The truth is impossible on both sides. His long legs have taken him across years as well as miles, decades of social change accomplished in a whirlwind seven years. His grandfather was a tribal chief, 7'10", with 30 wives and 80 children. He lived on a cattle farm. Manute is on instant replay in American homes. Manute is in the front seat, aisle, riding first class on airplanes. Manute is driving his specially adapted Bronco and wearing designer neckties and listening to a Walkman and living in the public now. Manute is finished with dinner.

He opens an eight-foot door into his soul.

"I am never bothered by the fact that I am tall," he says as the waiter clears the table. "When I was younger I was bothered, but not now. My height is a gift from God. That is what I say. I did not create it. What would I do if my wife had five sets of twins? Would I throw some of them in the ocean because I did not want them? We take our gift. I do not say anything bad about someone who is short or someone who is fat. You have to live with what you are given.

"Who knows what God may be dreaming of for us? There is a reason. Look at what he has dreamed of for me."

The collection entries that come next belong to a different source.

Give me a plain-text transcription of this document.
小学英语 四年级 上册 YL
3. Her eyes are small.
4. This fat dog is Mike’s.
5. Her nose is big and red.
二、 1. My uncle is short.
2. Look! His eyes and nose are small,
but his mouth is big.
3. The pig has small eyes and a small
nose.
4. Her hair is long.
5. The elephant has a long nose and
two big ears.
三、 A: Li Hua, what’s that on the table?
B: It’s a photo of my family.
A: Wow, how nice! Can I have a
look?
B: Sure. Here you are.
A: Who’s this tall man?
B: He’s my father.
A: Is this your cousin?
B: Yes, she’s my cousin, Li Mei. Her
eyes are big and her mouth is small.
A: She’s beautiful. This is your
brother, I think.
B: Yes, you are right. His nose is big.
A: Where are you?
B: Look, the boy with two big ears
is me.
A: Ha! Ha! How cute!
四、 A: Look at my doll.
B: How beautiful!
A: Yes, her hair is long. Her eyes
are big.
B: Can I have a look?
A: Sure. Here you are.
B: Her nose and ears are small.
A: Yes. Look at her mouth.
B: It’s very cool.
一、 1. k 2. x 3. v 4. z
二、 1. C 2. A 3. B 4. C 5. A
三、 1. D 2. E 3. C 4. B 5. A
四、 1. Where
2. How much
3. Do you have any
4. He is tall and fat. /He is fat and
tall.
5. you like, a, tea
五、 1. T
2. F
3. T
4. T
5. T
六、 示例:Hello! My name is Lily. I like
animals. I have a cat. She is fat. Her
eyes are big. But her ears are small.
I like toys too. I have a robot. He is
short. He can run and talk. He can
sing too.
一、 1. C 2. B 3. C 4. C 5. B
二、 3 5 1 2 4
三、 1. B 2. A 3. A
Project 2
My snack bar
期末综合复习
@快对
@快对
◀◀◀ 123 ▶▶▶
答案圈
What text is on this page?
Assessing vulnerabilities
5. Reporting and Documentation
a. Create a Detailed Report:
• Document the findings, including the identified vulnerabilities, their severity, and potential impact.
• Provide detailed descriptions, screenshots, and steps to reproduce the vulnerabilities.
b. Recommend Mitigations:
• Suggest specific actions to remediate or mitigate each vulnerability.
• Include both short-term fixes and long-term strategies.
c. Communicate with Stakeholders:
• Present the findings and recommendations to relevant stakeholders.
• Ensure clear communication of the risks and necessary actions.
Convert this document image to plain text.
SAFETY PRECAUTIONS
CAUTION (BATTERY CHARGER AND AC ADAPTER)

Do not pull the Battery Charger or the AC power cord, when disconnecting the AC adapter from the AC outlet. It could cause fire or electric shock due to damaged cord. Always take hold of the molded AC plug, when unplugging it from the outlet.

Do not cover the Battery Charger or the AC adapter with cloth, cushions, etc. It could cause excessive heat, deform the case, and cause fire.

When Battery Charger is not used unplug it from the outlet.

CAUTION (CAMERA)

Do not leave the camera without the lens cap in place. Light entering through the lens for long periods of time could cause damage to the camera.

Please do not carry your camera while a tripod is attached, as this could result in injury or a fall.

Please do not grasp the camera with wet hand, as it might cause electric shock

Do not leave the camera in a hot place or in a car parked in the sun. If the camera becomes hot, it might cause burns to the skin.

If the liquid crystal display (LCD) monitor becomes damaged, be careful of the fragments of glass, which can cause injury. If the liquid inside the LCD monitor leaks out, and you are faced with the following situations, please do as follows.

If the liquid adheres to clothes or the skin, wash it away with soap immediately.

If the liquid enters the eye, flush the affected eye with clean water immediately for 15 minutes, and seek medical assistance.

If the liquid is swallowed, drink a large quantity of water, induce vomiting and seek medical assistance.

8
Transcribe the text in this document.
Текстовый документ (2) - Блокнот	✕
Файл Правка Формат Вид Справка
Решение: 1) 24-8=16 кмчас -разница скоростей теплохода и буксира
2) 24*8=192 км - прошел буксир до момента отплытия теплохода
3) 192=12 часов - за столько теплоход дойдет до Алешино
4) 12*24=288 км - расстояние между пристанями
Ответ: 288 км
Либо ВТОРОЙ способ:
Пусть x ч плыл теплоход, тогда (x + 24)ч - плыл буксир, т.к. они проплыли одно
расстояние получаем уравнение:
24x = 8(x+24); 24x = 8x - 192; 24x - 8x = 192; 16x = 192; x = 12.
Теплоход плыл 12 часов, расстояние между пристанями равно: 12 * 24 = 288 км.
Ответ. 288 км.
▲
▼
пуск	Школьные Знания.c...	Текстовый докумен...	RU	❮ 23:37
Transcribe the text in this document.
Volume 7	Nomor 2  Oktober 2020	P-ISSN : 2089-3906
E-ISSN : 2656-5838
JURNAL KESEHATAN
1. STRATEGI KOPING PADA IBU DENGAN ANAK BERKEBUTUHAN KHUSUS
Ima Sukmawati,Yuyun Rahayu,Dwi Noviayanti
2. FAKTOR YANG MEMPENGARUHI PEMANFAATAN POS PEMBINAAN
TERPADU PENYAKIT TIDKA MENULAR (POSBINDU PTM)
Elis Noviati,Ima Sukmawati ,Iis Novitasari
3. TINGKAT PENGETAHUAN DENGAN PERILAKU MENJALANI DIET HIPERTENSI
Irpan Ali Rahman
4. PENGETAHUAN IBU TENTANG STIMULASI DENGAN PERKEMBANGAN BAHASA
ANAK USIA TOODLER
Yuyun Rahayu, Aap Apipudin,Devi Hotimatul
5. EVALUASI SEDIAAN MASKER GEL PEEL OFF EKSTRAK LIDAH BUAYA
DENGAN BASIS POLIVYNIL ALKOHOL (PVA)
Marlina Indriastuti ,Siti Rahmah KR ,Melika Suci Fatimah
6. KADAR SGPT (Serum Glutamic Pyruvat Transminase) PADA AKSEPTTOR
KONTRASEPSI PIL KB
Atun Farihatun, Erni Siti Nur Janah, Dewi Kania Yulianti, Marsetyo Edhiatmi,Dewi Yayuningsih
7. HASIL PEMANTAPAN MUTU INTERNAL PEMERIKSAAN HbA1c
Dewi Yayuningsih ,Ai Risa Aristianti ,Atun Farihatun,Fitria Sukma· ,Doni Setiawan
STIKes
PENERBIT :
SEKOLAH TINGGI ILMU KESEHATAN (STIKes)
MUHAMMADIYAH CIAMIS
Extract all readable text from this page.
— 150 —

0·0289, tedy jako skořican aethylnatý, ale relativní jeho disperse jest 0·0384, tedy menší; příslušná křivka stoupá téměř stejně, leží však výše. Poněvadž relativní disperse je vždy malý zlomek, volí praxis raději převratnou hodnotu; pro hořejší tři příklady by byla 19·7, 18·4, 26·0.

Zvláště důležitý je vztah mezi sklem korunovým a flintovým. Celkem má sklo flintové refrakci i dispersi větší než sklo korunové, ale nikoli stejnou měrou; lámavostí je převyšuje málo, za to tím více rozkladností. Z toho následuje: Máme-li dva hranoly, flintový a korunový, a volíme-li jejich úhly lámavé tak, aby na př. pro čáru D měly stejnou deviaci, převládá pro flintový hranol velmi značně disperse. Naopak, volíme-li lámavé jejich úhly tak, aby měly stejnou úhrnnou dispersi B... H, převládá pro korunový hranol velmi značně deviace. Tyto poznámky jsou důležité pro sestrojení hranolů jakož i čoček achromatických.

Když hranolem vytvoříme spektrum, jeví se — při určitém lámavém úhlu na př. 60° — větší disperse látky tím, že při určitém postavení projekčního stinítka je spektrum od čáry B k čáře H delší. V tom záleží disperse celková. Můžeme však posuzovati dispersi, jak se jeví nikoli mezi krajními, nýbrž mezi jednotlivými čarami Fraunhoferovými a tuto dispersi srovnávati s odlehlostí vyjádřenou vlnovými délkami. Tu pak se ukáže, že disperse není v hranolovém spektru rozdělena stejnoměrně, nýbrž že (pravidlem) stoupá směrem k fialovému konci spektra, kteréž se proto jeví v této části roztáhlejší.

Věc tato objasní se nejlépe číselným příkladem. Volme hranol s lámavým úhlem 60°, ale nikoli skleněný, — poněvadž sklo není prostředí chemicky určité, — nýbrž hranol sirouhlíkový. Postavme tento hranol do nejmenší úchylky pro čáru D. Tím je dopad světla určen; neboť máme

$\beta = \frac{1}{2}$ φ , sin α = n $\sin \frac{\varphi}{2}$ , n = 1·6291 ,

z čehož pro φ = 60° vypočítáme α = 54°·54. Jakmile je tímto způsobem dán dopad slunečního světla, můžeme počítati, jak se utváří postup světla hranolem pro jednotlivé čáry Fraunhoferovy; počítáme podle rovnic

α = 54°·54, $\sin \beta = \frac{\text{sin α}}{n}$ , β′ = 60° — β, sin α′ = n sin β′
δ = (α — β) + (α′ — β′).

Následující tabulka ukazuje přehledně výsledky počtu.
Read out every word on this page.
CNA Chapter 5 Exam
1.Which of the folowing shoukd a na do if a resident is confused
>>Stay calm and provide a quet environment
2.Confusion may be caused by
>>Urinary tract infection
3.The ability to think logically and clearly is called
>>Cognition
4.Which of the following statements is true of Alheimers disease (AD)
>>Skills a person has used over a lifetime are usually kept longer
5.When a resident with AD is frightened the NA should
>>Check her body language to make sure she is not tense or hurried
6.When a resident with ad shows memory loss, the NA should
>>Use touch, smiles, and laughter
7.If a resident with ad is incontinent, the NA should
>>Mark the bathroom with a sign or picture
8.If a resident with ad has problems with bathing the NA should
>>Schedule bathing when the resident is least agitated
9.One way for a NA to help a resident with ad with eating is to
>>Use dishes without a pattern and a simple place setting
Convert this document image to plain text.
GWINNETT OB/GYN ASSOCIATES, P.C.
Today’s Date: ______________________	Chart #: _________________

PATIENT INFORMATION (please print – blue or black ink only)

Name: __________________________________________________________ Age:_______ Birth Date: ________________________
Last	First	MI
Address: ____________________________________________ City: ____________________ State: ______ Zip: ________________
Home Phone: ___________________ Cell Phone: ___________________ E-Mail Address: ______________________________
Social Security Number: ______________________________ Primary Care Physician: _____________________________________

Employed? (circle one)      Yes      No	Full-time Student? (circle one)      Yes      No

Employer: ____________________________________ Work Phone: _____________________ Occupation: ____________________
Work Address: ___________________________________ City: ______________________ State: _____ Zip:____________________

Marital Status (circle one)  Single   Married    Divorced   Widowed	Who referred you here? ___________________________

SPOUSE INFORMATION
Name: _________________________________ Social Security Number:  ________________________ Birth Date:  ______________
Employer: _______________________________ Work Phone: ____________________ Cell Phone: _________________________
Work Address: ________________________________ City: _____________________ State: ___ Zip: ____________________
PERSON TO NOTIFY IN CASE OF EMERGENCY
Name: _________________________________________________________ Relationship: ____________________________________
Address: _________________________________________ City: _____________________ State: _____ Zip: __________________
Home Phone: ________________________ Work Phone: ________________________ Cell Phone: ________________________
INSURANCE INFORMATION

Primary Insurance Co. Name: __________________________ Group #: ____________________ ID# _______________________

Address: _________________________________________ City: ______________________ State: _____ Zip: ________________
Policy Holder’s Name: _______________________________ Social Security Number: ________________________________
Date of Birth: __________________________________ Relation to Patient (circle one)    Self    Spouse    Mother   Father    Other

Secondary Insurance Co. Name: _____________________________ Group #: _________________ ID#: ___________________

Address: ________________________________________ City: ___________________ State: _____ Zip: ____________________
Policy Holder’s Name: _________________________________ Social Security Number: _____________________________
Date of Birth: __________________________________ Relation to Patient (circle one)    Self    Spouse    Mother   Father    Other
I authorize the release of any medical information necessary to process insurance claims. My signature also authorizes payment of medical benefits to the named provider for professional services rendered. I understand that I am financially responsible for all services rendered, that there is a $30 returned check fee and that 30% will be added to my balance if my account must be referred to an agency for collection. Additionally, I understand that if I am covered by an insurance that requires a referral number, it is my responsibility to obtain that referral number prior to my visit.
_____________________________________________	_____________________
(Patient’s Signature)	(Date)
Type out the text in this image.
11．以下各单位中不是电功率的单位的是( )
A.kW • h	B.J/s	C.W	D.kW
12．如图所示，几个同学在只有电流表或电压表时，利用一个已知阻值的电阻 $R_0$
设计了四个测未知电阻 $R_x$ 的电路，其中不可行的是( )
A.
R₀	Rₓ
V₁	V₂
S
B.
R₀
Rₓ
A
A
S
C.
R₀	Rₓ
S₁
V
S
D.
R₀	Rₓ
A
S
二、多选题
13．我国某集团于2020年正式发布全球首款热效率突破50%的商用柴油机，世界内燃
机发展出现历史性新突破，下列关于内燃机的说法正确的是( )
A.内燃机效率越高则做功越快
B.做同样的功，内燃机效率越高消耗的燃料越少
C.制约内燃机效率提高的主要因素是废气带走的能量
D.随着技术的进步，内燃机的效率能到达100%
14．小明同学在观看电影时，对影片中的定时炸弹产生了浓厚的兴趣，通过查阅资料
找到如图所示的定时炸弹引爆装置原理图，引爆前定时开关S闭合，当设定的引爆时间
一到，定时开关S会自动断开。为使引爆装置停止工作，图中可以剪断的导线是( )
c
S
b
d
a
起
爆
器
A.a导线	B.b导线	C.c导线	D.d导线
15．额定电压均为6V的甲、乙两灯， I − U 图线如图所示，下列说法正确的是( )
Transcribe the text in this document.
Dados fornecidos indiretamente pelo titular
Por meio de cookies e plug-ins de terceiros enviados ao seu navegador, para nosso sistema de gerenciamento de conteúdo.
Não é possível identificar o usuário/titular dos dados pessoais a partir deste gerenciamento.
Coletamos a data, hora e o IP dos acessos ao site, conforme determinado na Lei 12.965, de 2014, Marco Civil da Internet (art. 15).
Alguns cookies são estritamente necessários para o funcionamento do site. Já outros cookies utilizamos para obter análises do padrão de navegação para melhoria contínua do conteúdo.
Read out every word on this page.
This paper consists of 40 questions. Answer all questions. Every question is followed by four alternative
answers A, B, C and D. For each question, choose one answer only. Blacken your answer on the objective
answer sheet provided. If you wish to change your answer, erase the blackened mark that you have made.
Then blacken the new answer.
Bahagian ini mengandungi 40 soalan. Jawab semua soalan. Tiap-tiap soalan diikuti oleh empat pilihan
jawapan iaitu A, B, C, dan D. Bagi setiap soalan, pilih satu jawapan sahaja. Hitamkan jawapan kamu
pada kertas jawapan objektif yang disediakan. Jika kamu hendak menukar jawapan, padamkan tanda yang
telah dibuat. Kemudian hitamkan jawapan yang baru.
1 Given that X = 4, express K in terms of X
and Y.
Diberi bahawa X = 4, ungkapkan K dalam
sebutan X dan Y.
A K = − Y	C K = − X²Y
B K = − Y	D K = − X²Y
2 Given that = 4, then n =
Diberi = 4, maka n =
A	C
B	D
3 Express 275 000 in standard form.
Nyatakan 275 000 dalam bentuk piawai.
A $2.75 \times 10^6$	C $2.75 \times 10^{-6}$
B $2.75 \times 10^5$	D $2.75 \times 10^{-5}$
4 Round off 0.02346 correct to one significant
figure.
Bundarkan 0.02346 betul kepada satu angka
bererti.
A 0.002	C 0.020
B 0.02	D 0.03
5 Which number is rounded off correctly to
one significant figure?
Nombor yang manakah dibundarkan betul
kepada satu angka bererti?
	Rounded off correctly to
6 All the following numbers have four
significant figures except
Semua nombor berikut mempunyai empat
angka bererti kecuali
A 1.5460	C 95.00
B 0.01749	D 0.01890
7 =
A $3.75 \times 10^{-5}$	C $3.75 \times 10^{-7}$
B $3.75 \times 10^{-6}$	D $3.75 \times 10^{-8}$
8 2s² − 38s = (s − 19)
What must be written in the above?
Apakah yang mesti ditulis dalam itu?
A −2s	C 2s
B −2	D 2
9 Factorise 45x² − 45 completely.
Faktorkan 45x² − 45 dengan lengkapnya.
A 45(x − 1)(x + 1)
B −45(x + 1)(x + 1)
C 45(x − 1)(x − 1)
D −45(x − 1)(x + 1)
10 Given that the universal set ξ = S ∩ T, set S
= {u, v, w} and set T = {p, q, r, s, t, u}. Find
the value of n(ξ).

In Milwaukee, two Wisconsin kids appear with a bedsheet with the words MANUTE FAN CLUB painted across the front. They have done this for three years, going only to the games Manute plays. They say they like him because he seems to be a good guy and is "unique." In Cleveland, Manute somehow winds up with the ball twice halfway between midcourt and the three-point circle. The crowd immediately yells, "Shoot!" each time. He does not shoot. In Indianapolis, an older man behind the bench yells mean things at Barkley. Manute turns around and says, "Do you know that old men have heart attacks every day when they become excited? I would not become so excited if I were you." The man keeps quiet.

The Sixers are tromped in Milwaukee, 141-111. They are tromped again in Cleveland, 104-88. In Indianapolis, they rebound with a 108-100 win. In celebration, Barkley goes through a series of handshakes with Manute. Manute then bends down and the two men rub heads together.

"I love to win, dude," Manute says. "I love to win."

He has scored two points in the three games. He has collected seven rebounds. He has blocked three shots. The numbers are really not important.





Manute considers his size a special gift, which it certainly is in the NBA.



That Bol looms over most rivals helps explain his 2.47 blocks per game.



Bol has added new dimensions to hijinks of Mahorn (left) Barkley.



Slim as an eel, long-limbed as an octopus, Manute is a rare marine creature.